Últimamente hablo con muchos amigos de política. En realidad, siempre lo he hecho, tengo la suerte o la desgracia de que mis amigos son bastante aficionados a charlar sobre el único saber humano al que se puede dedicar el que no sabe.

Pues bien, el otro día hablé con uno de ellos de un tema que me inspiró para realizar esta reflexión. Mi colega, siempre tan analítico, experto en desglosar la realidad, mucho más frío que yo y por tanto más acertado probablemente en sus juicios, puso palabras a una sensación que desde hacía tiempo venía yo barruntando y que no había sido capaz de expresar, al menos no con tanta precisión como él: el problema histórico de la política española, de los diferentes gobiernos que ha habido, de las distintas formaciones que han tenido responsabilidad en la gestión de los asuntos públicos, de los hombres y mujeres que las han integrado, es su despreocupación e incluso me atrevería a decir que desprecio hacia la política de la esperanza.

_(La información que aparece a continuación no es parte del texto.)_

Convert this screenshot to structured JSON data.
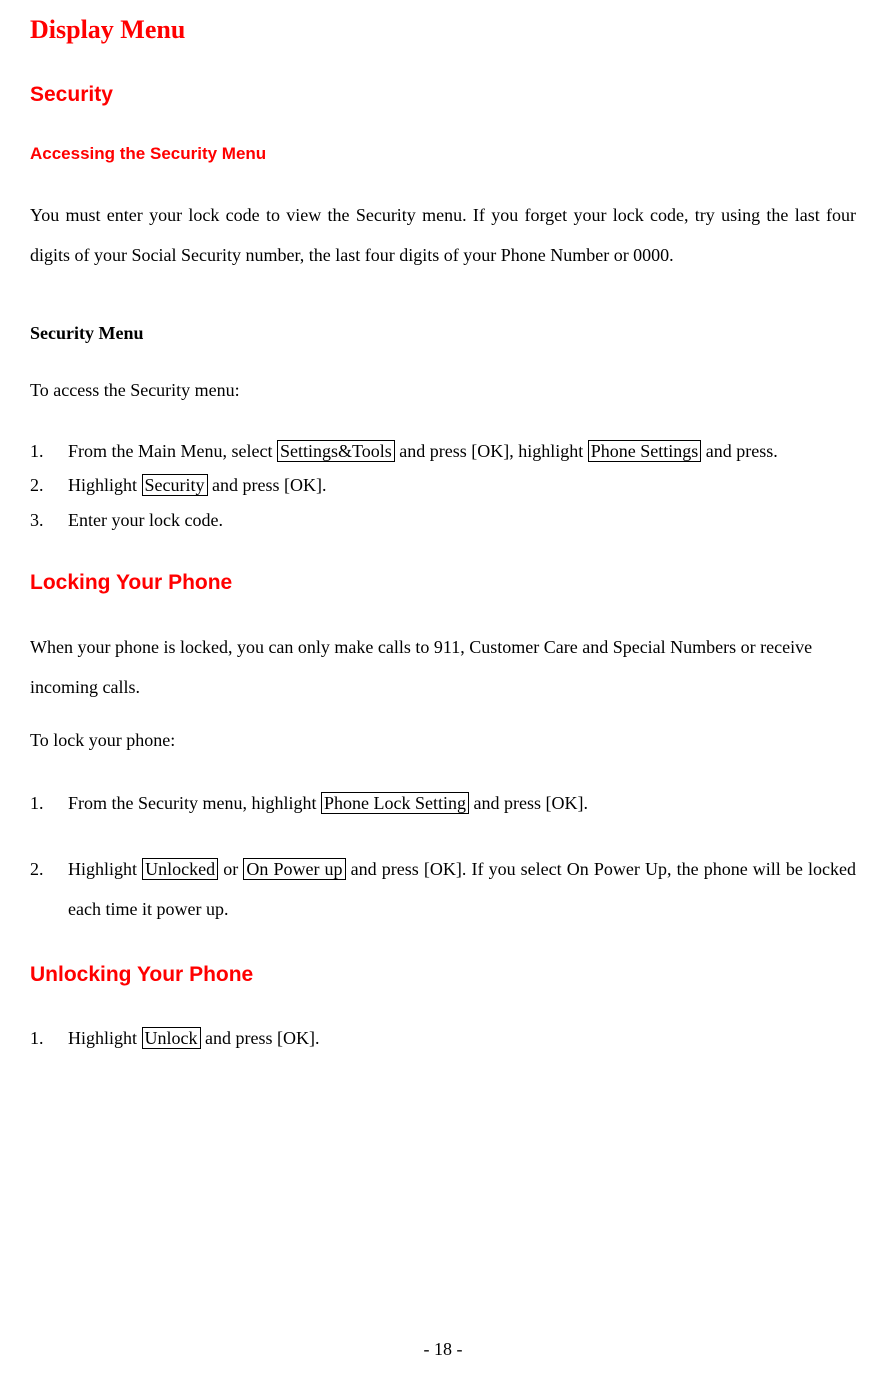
{
  "title": "Display Menu",
  "sections": {
    "security": {
      "heading": "Security",
      "accessing": {
        "heading": "Accessing the Security Menu",
        "paragraph": "You must enter your lock code to view the Security menu. If you forget your lock code, try using the last four digits of your Social Security number, the last four digits of your Phone Number or 0000."
      },
      "menu": {
        "heading": "Security Menu",
        "intro": "To access the Security menu:",
        "steps": {
          "step1": {
            "num": "1.",
            "pre": "From the Main Menu, select ",
            "box1": "Settings&Tools",
            "mid": " and press [OK], highlight ",
            "box2": "Phone Settings",
            "post": " and press."
          },
          "step2": {
            "num": "2.",
            "pre": "Highlight ",
            "box1": "Security",
            "post": " and press [OK]."
          },
          "step3": {
            "num": "3.",
            "text": "Enter your lock code."
          }
        }
      }
    },
    "locking": {
      "heading": "Locking Your Phone",
      "paragraph": "When your phone is locked, you can only make calls to 911, Customer Care and Special Numbers or receive incoming calls.",
      "intro": "To lock your phone:",
      "steps": {
        "step1": {
          "num": "1.",
          "pre": "From the Security menu, highlight ",
          "box1": "Phone Lock Setting",
          "post": " and press [OK]."
        },
        "step2": {
          "num": "2.",
          "pre": "Highlight ",
          "box1": "Unlocked",
          "mid": " or ",
          "box2": "On Power up",
          "post": " and press [OK]. If you select On Power Up, the phone will be locked each time it power up."
        }
      }
    },
    "unlocking": {
      "heading": "Unlocking Your Phone",
      "steps": {
        "step1": {
          "num": "1.",
          "pre": "Highlight ",
          "box1": "Unlock",
          "post": " and press [OK]."
        }
      }
    }
  },
  "pageNumber": "- 18 -"
}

¿Qué es este concepto? Fácil decirlo, tal vez algo más complicado expresarlo y extremadamente complicado manejarlo. El mayor mal que asola a España desde que yo tengo uso de razón, y agravado desde la mal llamada crisis, es la desesperanza, la falta de fe en el futuro. Hay millones de españoles, ahora tal vez el doble que hace cinco años y el triple que hace diez o quince, pero en cualquier caso ya entonces eran millones, que no tienen ninguna expectativa de progreso en este país. Su único objetivo vital es sobrevivir, no morirse de hambre y su única aspiración se reduce a conseguir un trabajo precario que les permita llegar penosamente a fin de mes, trampeando por aquí y por allá, pidiendo ocasionalmente ayuda y cruzando los dedos para que el delgado hilo que en España separa las dificultades económicas de la miseria no se rompa.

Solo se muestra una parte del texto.